Serving Clovis, Portales and the Surrounding Communities
Domestic wells in some areas of Curry County are drying up, while Roosevelt County wells are still pumping, although often with less volume, according to the Office of the State Engineer.
This area of eastern New Mexico has three basins, geographical areas in which water drains to a specific point. Mike Barajas, OSE supervisor for the Curry County and Causey Lingo basins, said parts of the Ogallala Aquifer in the area are thin on water, and a working well might be located across the street from a dry one.
Barajas, who works out of Roswell, said areas east and west of U.S. 70 on Curry Roads 5 and 6 face serious shortages.
About three weeks ago, Barajas said, he spoke to a woman on Curry Road 6 whose private well went dry.
Also, places southwest of Cannon Air Force Base are seeing declines in the subsurface area saturated with groundwater, and areas around Ned Houk park have irrigation wells that are producing low amounts of water, he said.

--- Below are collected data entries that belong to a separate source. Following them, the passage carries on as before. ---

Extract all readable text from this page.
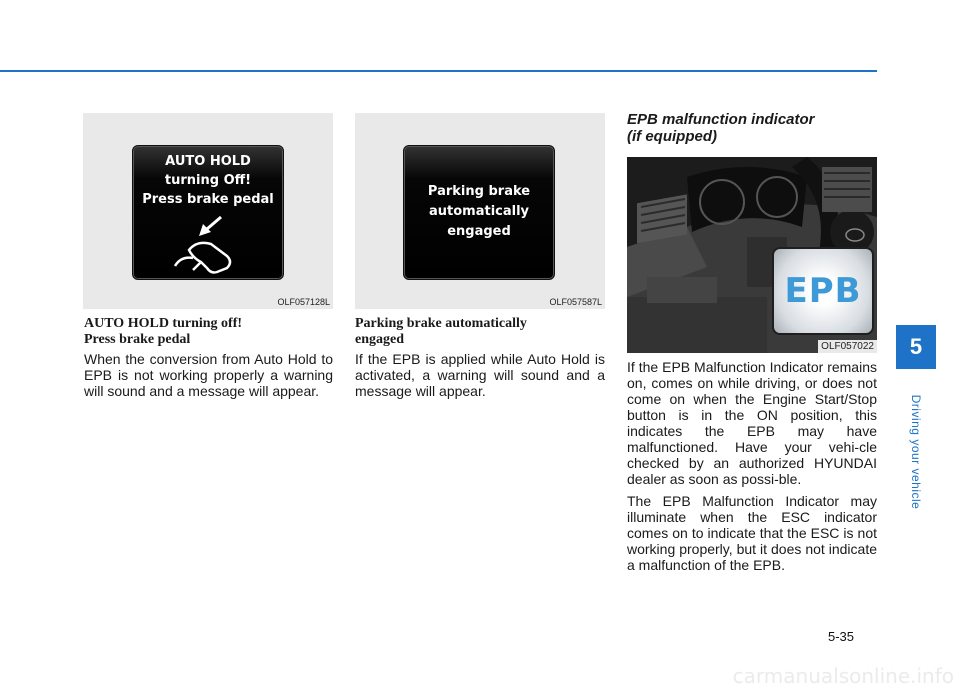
AUTO HOLD
turning Off!
Press brake pedal
OLF057128L
Parking brake
automatically
engaged
OLF057587L	EPB
OLF057022
AUTO HOLD turning off!
Press brake pedal

When the conversion from Auto Hold to EPB is not working properly a warning will sound and a message will appear.

Parking brake automatically
engaged

If the EPB is applied while Auto Hold is activated, a warning will sound and a message will appear.

EPB malfunction indicator
(if equipped)

If the EPB Malfunction Indicator remains on, comes on while driving, or does not come on when the Engine Start/Stop button is in the ON position, this indicates the EPB may have malfunctioned. Have your vehi-cle checked by an authorized HYUNDAI dealer as soon as possi-ble.

The EPB Malfunction Indicator may illuminate when the ESC indicator comes on to indicate that the ESC is not working properly, but it does not indicate a malfunction of the EPB.

5
Driving your vehicle
5-35
carmanualsonline.info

The basin was declared in 1989, meaning anyone wanting to drill a well had to go through an approval process with the state to ensure new water use wouldn’t impair existing uses.
Barajas said it should have been declared earlier.
The Portales Basin and Causey Lingo Basin in Roosevelt County is faring better, he said.
“They’re not drying up domestic wells like they are in the Clovis area,” Barajas said of the Causey Lingo Basin.
Maureen Haney, public relations coordinator for the Office of the State Engineer, said the Portales Basin supervisor hadn’t heard of any wells going dry, but some are producing less water. Farmers in the area are seeking permits for supplemental wells because their existing wells aren’t producing enough water, she said.
Reports from the city of Portales show its wells are still producing, Haney said.
Depending on the area, Barajas said, the water level of the Ogallala Aquifer drops 1-3 feet per year. A place with 3-5 feet of water-saturated subsurface area could go dry in a year or two, he said.
Also, drilling below the bottom of the Ogallala Aquifer, even as deep as 2,000 feet, has yielded little water. The small amounts of water and the cost of drilling and pumping a well that deep make the practice not economically feasible, Barajas said.
Barajas said the declining water is the reason the state engineer set up guidelines to ensure a 40-year water supply for the Curry County and Portales basins in June 2010. The guidelines forbid any action that would cause more than a 1-foot drop in the water level in a 40-year period.
The decreasing water supply is also why the process for getting the Ute Water Pipeline has been stepped up, Barajas said. Ute Reservoir was created to supply water to Eastern New Mexico, he said.